Use of ILP for cancer driver prioritization

Project Details

Project Lead
Ermin Hodzic 
Project Manager
Ermin Hodzic 
Project Members
Yen-Yi Lin, Ibrahim Numanagic, Alex Gawronski  
Supporting Experts
Indiana University, Computer Science Department  
Computer Science (401) 


A key challenge in cancer genomics is the identification and prioritization of genomic aberrations that potentially act as drivers of cancer. We introduce a combinatorial method to identify aberrant genes that can collectively influence possibly distant "outlier" genes based on what we call the "random-walk facility location" (RWFL) problem on an interaction network. RWFL differs from the standard facility location problem by its use of "multi-hitting time", the minimum expected number of hops in a random walk originating from any aberrant gene to reach an outlier. WE thus aim to find the smallest set of aberrant genes from which one can reach outliers within a desired multi-hitting time. For that it estimates multi-hitting time based on the independent hitting times from the drivers to any given outlier and reduces the RWFL to a weighted multi-set cover problem, which it solves as an integer linear program (ILP).

Intellectual Merit

We present a novel integrative method that considers potential driver events at the genomic level, i.e. single nucleotide mutations, structural or copy number changes.
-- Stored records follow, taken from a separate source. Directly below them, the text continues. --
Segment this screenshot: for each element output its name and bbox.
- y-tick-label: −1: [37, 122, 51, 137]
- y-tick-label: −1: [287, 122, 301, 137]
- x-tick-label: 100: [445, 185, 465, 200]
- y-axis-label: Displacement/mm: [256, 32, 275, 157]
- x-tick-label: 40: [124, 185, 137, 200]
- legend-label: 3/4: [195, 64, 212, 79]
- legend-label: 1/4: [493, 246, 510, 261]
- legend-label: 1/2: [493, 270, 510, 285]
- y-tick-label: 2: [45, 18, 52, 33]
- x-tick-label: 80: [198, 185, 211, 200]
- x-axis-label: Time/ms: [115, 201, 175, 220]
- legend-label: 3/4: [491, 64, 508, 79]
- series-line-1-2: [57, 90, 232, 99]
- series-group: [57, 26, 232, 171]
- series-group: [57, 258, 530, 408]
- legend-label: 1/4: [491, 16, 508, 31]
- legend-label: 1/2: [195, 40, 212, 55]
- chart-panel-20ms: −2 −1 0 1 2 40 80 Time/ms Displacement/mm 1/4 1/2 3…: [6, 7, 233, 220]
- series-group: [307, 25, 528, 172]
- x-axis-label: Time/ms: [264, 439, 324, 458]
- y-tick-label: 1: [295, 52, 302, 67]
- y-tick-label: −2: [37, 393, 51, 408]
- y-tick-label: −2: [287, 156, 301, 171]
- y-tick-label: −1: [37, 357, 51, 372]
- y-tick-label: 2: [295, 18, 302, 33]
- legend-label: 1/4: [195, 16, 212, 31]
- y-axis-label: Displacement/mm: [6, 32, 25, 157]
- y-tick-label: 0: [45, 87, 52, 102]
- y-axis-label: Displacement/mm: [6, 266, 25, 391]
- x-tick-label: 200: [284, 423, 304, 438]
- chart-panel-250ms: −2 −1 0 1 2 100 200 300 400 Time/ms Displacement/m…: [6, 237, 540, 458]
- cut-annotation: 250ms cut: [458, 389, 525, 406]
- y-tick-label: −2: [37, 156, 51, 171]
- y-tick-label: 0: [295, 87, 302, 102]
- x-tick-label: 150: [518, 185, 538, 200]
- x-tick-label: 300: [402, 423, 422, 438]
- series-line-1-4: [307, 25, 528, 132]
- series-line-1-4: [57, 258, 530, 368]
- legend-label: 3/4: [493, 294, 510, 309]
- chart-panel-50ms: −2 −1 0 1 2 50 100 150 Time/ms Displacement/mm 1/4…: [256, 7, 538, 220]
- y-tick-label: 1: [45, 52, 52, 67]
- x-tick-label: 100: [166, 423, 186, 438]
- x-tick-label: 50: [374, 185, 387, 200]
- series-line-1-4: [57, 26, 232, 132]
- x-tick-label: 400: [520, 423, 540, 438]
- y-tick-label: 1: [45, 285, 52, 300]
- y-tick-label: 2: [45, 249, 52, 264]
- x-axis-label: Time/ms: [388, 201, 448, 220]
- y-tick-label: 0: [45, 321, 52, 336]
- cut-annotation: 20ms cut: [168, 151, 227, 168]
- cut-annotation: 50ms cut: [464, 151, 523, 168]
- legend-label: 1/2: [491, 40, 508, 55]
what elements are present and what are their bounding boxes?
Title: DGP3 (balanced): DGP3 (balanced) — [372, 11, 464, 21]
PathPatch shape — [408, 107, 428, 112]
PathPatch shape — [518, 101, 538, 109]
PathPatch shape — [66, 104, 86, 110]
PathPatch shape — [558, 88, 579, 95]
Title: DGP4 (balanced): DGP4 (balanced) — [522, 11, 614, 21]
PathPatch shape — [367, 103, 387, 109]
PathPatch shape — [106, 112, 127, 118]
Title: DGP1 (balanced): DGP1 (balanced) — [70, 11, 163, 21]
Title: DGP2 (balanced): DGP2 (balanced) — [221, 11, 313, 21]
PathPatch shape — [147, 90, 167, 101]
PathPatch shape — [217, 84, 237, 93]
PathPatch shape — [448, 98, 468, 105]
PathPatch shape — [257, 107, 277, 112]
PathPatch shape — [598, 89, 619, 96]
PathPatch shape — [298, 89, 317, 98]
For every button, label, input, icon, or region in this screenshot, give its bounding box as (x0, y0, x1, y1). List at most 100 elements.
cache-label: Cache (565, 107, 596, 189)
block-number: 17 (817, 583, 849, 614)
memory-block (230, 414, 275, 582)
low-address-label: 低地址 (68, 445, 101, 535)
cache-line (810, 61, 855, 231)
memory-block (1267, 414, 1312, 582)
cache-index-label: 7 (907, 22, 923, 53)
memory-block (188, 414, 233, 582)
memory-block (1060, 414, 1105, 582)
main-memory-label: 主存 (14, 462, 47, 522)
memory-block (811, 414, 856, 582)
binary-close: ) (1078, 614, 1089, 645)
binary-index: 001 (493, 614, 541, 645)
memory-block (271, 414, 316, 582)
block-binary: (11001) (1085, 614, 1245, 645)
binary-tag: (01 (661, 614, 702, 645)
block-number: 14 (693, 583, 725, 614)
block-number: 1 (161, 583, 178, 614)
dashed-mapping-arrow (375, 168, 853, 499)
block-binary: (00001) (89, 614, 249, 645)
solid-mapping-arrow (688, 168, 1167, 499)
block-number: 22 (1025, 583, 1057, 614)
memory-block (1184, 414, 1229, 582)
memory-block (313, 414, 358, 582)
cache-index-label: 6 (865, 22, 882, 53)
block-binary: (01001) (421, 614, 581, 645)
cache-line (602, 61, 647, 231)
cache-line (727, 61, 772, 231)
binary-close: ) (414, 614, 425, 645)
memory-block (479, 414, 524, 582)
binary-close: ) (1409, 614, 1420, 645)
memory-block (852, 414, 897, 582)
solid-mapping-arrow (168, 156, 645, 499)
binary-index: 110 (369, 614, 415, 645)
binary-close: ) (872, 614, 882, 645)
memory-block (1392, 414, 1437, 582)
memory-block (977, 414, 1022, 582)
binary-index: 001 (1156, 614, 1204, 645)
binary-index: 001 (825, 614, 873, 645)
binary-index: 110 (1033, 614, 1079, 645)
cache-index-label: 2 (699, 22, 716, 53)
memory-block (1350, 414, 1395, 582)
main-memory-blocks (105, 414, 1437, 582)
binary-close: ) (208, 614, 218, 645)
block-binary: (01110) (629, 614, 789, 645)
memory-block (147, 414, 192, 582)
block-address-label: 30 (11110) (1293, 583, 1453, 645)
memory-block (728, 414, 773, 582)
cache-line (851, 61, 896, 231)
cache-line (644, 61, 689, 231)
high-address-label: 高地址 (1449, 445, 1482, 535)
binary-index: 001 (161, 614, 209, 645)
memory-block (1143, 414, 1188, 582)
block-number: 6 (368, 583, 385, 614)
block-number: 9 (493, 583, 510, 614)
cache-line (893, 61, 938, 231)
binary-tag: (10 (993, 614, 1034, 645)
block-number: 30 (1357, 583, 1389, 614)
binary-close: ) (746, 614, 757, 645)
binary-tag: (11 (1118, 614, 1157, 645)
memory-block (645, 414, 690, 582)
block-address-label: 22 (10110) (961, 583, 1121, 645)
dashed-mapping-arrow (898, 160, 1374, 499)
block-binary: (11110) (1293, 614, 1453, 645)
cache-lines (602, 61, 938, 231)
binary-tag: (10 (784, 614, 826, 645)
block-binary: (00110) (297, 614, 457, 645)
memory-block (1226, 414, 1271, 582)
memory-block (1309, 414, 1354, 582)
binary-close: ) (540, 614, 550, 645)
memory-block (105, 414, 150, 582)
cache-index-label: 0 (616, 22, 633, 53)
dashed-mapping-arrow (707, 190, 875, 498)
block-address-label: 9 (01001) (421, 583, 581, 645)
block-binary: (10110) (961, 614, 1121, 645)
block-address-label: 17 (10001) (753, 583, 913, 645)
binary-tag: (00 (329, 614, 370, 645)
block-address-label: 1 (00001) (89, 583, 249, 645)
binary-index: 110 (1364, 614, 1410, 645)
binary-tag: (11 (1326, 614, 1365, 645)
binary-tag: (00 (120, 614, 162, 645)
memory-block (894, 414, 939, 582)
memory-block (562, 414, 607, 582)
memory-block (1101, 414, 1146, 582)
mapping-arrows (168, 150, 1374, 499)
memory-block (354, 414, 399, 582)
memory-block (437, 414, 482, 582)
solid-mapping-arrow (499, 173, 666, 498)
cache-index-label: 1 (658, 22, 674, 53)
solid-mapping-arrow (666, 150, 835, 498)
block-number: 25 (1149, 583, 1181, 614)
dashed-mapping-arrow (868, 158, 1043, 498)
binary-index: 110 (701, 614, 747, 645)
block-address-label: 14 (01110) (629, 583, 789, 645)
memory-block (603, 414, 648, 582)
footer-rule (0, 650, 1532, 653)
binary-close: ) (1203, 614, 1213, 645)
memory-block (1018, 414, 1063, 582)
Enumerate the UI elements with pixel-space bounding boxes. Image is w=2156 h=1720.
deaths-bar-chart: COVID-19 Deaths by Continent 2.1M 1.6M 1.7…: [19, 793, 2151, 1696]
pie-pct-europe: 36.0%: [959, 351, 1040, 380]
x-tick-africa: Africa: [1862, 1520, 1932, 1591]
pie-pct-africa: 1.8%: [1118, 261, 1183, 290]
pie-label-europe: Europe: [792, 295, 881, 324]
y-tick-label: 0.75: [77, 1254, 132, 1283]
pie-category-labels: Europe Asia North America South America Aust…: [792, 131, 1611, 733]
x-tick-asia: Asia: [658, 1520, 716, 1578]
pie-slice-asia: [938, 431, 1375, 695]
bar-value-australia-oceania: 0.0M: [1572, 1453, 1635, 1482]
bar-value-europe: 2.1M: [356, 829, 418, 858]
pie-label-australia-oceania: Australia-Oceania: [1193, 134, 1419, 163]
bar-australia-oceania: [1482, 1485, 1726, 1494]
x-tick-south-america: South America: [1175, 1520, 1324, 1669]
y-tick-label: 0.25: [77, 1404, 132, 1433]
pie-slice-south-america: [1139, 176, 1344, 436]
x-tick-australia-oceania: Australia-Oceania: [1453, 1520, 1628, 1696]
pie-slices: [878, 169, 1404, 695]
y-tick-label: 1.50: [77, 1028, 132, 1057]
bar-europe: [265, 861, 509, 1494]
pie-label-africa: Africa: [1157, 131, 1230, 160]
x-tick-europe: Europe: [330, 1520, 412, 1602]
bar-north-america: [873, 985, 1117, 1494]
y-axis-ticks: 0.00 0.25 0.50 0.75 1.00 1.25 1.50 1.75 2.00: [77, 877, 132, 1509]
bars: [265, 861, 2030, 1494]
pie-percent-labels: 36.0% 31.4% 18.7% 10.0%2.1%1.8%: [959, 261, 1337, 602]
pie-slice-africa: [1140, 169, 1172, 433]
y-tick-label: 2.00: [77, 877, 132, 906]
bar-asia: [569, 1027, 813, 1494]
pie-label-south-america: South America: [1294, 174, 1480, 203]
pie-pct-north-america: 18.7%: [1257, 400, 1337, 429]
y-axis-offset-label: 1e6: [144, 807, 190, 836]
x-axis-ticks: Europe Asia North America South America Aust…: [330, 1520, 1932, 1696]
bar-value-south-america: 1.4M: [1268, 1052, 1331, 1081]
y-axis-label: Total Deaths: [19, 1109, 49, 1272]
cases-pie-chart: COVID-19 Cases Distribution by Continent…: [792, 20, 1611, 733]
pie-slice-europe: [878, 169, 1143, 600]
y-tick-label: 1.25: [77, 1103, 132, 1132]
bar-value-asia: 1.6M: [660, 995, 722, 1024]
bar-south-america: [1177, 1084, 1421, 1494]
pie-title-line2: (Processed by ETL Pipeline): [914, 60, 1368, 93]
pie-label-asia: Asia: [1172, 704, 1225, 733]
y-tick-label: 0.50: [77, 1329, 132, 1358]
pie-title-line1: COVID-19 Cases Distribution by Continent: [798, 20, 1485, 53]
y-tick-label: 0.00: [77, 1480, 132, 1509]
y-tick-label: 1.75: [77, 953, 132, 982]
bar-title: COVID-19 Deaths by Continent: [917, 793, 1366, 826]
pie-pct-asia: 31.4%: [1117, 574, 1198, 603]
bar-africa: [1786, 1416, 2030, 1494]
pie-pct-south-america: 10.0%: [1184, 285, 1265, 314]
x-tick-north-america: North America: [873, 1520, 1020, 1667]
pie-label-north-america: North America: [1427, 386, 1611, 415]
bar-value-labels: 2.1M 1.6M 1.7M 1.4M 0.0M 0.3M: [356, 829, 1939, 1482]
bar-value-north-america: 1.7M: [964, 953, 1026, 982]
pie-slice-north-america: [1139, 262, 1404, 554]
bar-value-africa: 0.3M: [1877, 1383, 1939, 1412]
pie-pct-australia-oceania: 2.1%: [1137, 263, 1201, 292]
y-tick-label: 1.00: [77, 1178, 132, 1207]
We try to identify “the most parsimonious” set of patient specific driver genes which have sucient “influence” over a large proportion of outlier genes. We formulate this as a “random-walk facility location” problem (RWFL), a combinatorial optimization problem, which, to the best of our knowledge, has not been explored earlier. Since RWFL problem is NP-hard, we estimate the multi-hitting time based on the independent hitting times of the drivers to an outlier, which provides an upper bound on the multi-hitting time. Our experiments show that this estimate works well for the human protein interaction network. More importantly, our estimate enables us to reduce the RWFL problem to a weighted multi-set cover problem, for which we give an ILP formulation.

Broader Impacts

Introducing the multi-set cover method into prioritization of cancer drivers, providing bounds and ways to approximate multi-hitting time in networks and describing validation using module detection for purpose of classification.

Scale of Use

Will be running cplex/gurobi programs on datasets. Each run might take more than a day to solve.